Do you understand the significance of this? Of course they're all rich girls and they can't perform in public or rehearse freely or any of that shit, and they're from Jidda which is a more culturally liberal city (not saying much), but they are a SAUDI GIRL BAND and apparently their song is an underground hit.

This is seriously a huge deal. This is a place where boys and girls can't even talk to each other. I mean, Saudi is pretty intense in terms of gender repression (I wouldn't rank it as high as Afghanistan or Yemen, or parts of Pakistan, but people in Saudi are richer--thanks, oil wealth!--which contributes to why they don't literally treat their women like slaves as much as in Afghanistan), so probably most of what you've heard about "the way Islam treats women" applies here. AND THERE'S A GIRL BAND.

Significantly, it seems they're college students.


(FYI, the song isn't particularly good and the video is just text, but the song is competent and the music is actually SO NOT THE POINT HERE.)

Target: Women





Oh, Sarah Haskins, how I love thee.

(Rachel Maddow is still my TV girlfriend, though.)

What are they for again?

The 9 Most Misogynist Print Ads of All Time

Some of those are really incredible. "The Chef (TM) does everything but cook--that's what wives are for!" I mean, wow. Also, what exactly does The Chef (TM) do, then?

Civic Literacy

So there's this Civic Literacy test going around, right? The aim clearly being to show that GOVERNMENT IS LIEK TOTEZ BOGUS, GUYS.

How do I know this? Because after you get your results they show you a table that tells you exactly how much worse "elected officials" who took the test did than average citizens, and many of the economic questions have a huge neoliberal/right wing bias. (Never mind that perhaps the fact that citizens got it about 50% right and officials were a few points behind suggests that maybe the government [BOOGA BOOGA] should spend a little more money on education and training. Oh noez!)
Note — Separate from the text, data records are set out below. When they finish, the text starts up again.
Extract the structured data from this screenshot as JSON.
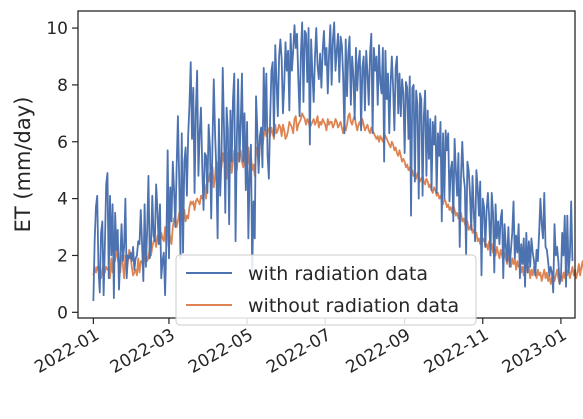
{
  "chart_data": {
    "type": "line",
    "title": "",
    "xlabel": "",
    "ylabel": "ET (mm/day)",
    "x_start": "2022-01-01",
    "x_end": "2022-12-31",
    "xlim": [
      "2021-12-20",
      "2023-01-12"
    ],
    "ylim": [
      -0.2,
      10.6
    ],
    "yticks": [
      0,
      2,
      4,
      6,
      8,
      10
    ],
    "ytick_labels": [
      "0",
      "2",
      "4",
      "6",
      "8",
      "10"
    ],
    "xticks": [
      "2022-01-01",
      "2022-03-01",
      "2022-05-01",
      "2022-07-01",
      "2022-09-01",
      "2022-11-01",
      "2023-01-01"
    ],
    "xtick_labels": [
      "2022-01",
      "2022-03",
      "2022-05",
      "2022-07",
      "2022-09",
      "2022-11",
      "2023-01"
    ],
    "grid": false,
    "legend_position": "lower-center",
    "series": [
      {
        "name": "with radiation data",
        "color": "#4c72b0",
        "values": [
          0.4,
          2.5,
          3.7,
          4.1,
          1.5,
          0.7,
          2.8,
          3.2,
          0.6,
          2.4,
          4.5,
          4.9,
          1.2,
          4.1,
          2.0,
          3.8,
          0.5,
          3.5,
          2.2,
          2.9,
          0.8,
          1.9,
          3.1,
          1.8,
          2.3,
          4.0,
          1.2,
          2.0,
          1.9,
          2.1,
          1.8,
          2.3,
          1.5,
          1.9,
          2.0,
          2.5,
          2.4,
          3.6,
          2.4,
          1.1,
          3.8,
          1.6,
          2.9,
          4.8,
          1.9,
          2.3,
          4.1,
          2.7,
          2.5,
          4.5,
          3.6,
          2.4,
          3.8,
          1.2,
          1.8,
          2.1,
          0.6,
          2.5,
          5.7,
          1.9,
          4.4,
          3.2,
          5.3,
          4.3,
          3.0,
          5.1,
          6.9,
          4.7,
          1.9,
          6.3,
          2.1,
          5.3,
          5.8,
          4.1,
          6.2,
          7.3,
          8.8,
          6.1,
          7.9,
          4.2,
          7.1,
          8.5,
          4.8,
          6.3,
          7.2,
          5.1,
          3.6,
          5.6,
          5.5,
          4.2,
          6.6,
          5.8,
          3.3,
          6.0,
          8.2,
          6.3,
          5.0,
          2.6,
          6.8,
          4.1,
          5.4,
          8.6,
          6.4,
          3.5,
          7.2,
          6.4,
          3.1,
          7.1,
          5.3,
          7.5,
          8.4,
          2.5,
          6.1,
          8.2,
          5.3,
          6.6,
          8.4,
          5.3,
          7.0,
          4.3,
          6.7,
          2.6,
          4.9,
          5.9,
          1.4,
          3.9,
          2.6,
          7.6,
          6.4,
          4.9,
          6.2,
          6.5,
          5.1,
          8.6,
          6.4,
          8.4,
          5.5,
          4.7,
          6.8,
          8.5,
          8.8,
          6.2,
          9.4,
          8.1,
          6.9,
          9.0,
          9.6,
          8.9,
          7.0,
          8.0,
          9.5,
          8.5,
          9.2,
          7.1,
          9.8,
          8.5,
          9.2,
          10.1,
          9.3,
          9.8,
          8.2,
          6.9,
          9.1,
          10.2,
          7.4,
          9.9,
          9.8,
          8.1,
          10.0,
          5.9,
          9.6,
          8.4,
          7.4,
          9.0,
          10.0,
          8.7,
          8.2,
          9.1,
          7.9,
          9.2,
          9.9,
          8.7,
          9.3,
          7.7,
          9.1,
          10.1,
          8.0,
          9.6,
          10.2,
          8.5,
          9.2,
          9.8,
          8.1,
          9.7,
          9.4,
          8.3,
          6.3,
          9.6,
          7.6,
          9.1,
          9.7,
          7.3,
          9.0,
          8.3,
          6.8,
          9.3,
          7.8,
          8.8,
          9.2,
          6.4,
          8.6,
          9.0,
          7.1,
          9.2,
          8.4,
          7.3,
          9.1,
          9.8,
          6.3,
          9.3,
          8.5,
          9.0,
          7.3,
          9.4,
          8.1,
          7.7,
          9.3,
          5.3,
          9.2,
          7.5,
          8.4,
          6.3,
          8.0,
          9.0,
          7.9,
          6.4,
          8.6,
          9.0,
          7.0,
          8.4,
          6.9,
          8.2,
          7.7,
          5.6,
          8.1,
          7.9,
          6.1,
          8.3,
          3.4,
          7.9,
          8.0,
          4.6,
          7.8,
          7.3,
          4.0,
          7.7,
          7.5,
          4.1,
          6.9,
          7.8,
          4.8,
          7.1,
          5.4,
          6.8,
          4.3,
          6.7,
          5.9,
          6.9,
          4.2,
          6.3,
          5.5,
          6.7,
          3.2,
          6.3,
          4.0,
          6.4,
          5.7,
          6.3,
          3.9,
          5.0,
          5.3,
          3.2,
          6.1,
          5.0,
          4.1,
          5.6,
          2.3,
          4.8,
          6.0,
          4.8,
          4.4,
          2.0,
          5.3,
          5.0,
          4.2,
          2.9,
          4.8,
          3.5,
          2.5,
          5.0,
          4.4,
          3.4,
          4.6,
          1.3,
          4.0,
          3.7,
          2.3,
          3.6,
          4.2,
          3.3,
          2.0,
          4.2,
          3.5,
          1.4,
          3.8,
          2.6,
          3.2,
          2.4,
          3.3,
          3.6,
          1.2,
          3.1,
          2.3,
          1.8,
          3.0,
          1.6,
          2.2,
          2.8,
          3.9,
          1.9,
          2.7,
          2.1,
          3.1,
          1.2,
          2.4,
          1.7,
          2.6,
          0.9,
          2.8,
          1.4,
          2.5,
          1.6,
          2.6,
          2.1,
          1.8,
          1.3,
          2.2,
          1.8,
          2.8,
          4.0,
          3.1,
          2.6,
          4.2,
          2.3,
          2.2,
          1.8,
          1.3,
          1.6,
          1.4,
          0.7,
          3.1,
          2.0,
          2.3,
          1.8,
          1.0,
          1.2,
          2.8,
          2.0,
          3.4,
          0.9,
          3.4,
          1.4,
          2.0,
          3.9,
          1.8
        ]
      },
      {
        "name": "without radiation data",
        "color": "#dd8452",
        "values": [
          1.3,
          1.6,
          1.4,
          1.6,
          1.5,
          1.3,
          1.2,
          1.5,
          1.7,
          1.4,
          1.6,
          1.5,
          1.5,
          1.2,
          1.9,
          1.4,
          1.8,
          1.8,
          2.3,
          1.9,
          1.6,
          1.4,
          2.0,
          1.7,
          1.2,
          2.0,
          1.5,
          1.8,
          2.2,
          2.0,
          1.6,
          1.3,
          1.4,
          1.5,
          1.3,
          1.9,
          1.4,
          1.8,
          1.8,
          1.6,
          2.0,
          2.3,
          1.8,
          1.9,
          2.3,
          2.0,
          2.3,
          2.5,
          2.6,
          2.3,
          2.7,
          2.5,
          2.4,
          2.8,
          2.6,
          2.5,
          3.0,
          2.3,
          3.0,
          2.9,
          2.6,
          2.4,
          3.0,
          3.3,
          3.4,
          3.0,
          3.2,
          3.5,
          3.4,
          3.3,
          3.5,
          3.6,
          3.2,
          3.4,
          3.3,
          3.7,
          3.9,
          3.8,
          3.9,
          3.6,
          3.9,
          4.0,
          3.9,
          3.8,
          4.1,
          4.0,
          4.3,
          4.5,
          4.0,
          4.7,
          4.6,
          4.9,
          4.7,
          5.1,
          4.4,
          4.8,
          5.3,
          5.0,
          4.8,
          5.4,
          5.1,
          5.6,
          5.3,
          5.2,
          4.7,
          5.6,
          5.4,
          5.5,
          4.9,
          5.3,
          5.7,
          5.4,
          5.0,
          5.6,
          5.5,
          5.7,
          5.3,
          5.1,
          5.5,
          5.3,
          4.9,
          5.8,
          5.2,
          5.5,
          5.0,
          5.2,
          4.8,
          5.6,
          5.8,
          5.1,
          5.9,
          6.1,
          5.8,
          6.2,
          6.4,
          6.2,
          6.5,
          6.4,
          6.2,
          6.5,
          6.3,
          6.1,
          6.6,
          6.3,
          6.4,
          6.6,
          6.5,
          6.2,
          6.6,
          6.4,
          6.1,
          6.2,
          6.4,
          6.7,
          6.6,
          6.5,
          6.3,
          6.8,
          6.9,
          6.4,
          6.6,
          6.7,
          6.8,
          7.0,
          6.9,
          6.8,
          6.6,
          6.8,
          6.7,
          6.5,
          6.6,
          6.7,
          6.8,
          6.6,
          6.7,
          6.9,
          6.5,
          6.7,
          6.6,
          6.8,
          6.7,
          6.6,
          6.4,
          6.8,
          6.6,
          6.7,
          6.7,
          6.5,
          6.6,
          6.8,
          6.7,
          6.5,
          6.6,
          6.7,
          6.5,
          6.3,
          6.6,
          6.4,
          6.6,
          6.9,
          7.0,
          6.7,
          6.6,
          6.8,
          6.9,
          6.6,
          6.4,
          6.6,
          6.7,
          6.5,
          6.8,
          6.6,
          6.4,
          6.5,
          6.6,
          6.4,
          6.3,
          6.5,
          6.4,
          6.3,
          6.2,
          6.1,
          6.2,
          6.0,
          6.2,
          6.1,
          6.0,
          6.3,
          6.2,
          6.1,
          6.0,
          5.9,
          5.8,
          6.0,
          5.9,
          5.7,
          5.8,
          5.6,
          5.5,
          5.7,
          5.5,
          5.3,
          5.4,
          5.3,
          5.1,
          5.2,
          5.0,
          5.1,
          4.9,
          5.0,
          4.8,
          4.9,
          4.7,
          4.9,
          4.8,
          4.6,
          4.7,
          4.8,
          4.6,
          4.5,
          4.7,
          4.6,
          4.4,
          4.5,
          4.3,
          4.2,
          4.4,
          4.3,
          4.1,
          4.2,
          4.0,
          4.1,
          3.9,
          3.8,
          4.0,
          3.9,
          3.7,
          3.8,
          3.6,
          3.7,
          3.5,
          3.8,
          3.6,
          3.4,
          3.5,
          3.3,
          3.4,
          3.5,
          3.2,
          3.3,
          3.1,
          3.0,
          3.2,
          2.9,
          3.0,
          3.1,
          2.8,
          2.9,
          2.7,
          2.8,
          2.5,
          2.6,
          2.4,
          2.7,
          2.5,
          2.6,
          2.3,
          2.4,
          2.2,
          2.5,
          2.3,
          2.4,
          2.1,
          2.2,
          2.0,
          2.3,
          2.1,
          1.9,
          2.2,
          2.0,
          1.8,
          2.1,
          1.9,
          1.7,
          2.0,
          1.8,
          1.6,
          1.9,
          1.7,
          1.9,
          1.5,
          1.8,
          1.6,
          1.7,
          1.4,
          1.6,
          1.3,
          1.5,
          1.7,
          1.4,
          1.6,
          1.2,
          1.5,
          1.3,
          1.6,
          1.4,
          1.2,
          1.5,
          1.3,
          1.4,
          1.1,
          1.3,
          1.5,
          1.2,
          1.4,
          1.1,
          1.3,
          1.0,
          1.2,
          1.4,
          1.1,
          1.3,
          1.5,
          1.2,
          1.0,
          1.3,
          1.1,
          1.4,
          1.2,
          1.6,
          1.3,
          1.5,
          1.2,
          1.4,
          1.6,
          1.3,
          1.5,
          1.2,
          1.4,
          1.7,
          1.3,
          1.6,
          1.8,
          1.4,
          1.9,
          1.8
        ]
      }
    ]
  }
}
I got four questions wrong out of 33, giving me a score of 87.88% correct. (Does this mean I automatically get to be in civil service? Oh, joy!) On three of the four I almost picked the right answer, and on the fourth I'm pretty sure their "right answer" is a total fallacy--UNLESS you assume a number of economic right-wing utopia conditions (gov't taxes each citizen the same amount and then spends all its money on public goods that transcend geography/somehow manages to apportion all spending equally), which, let's face it, they very well may have. YOU KNOW WHAT HAPPENS WHEN WE MAKE ASSUMPTIONS. Or even worse, they didn't even get far enough to make assumptions: they thought, well, if spending = tax revenue (a condition inherent to the question), then obviously tax revenue divided by population = spending divided by population! Simple! Except for the failure to consider any remotely practical consideration in any way related to taxes or, for that matter, spending.

...Civic Literacy, eh?


Anyway, it's kind of fun to take the quiz. Have at it.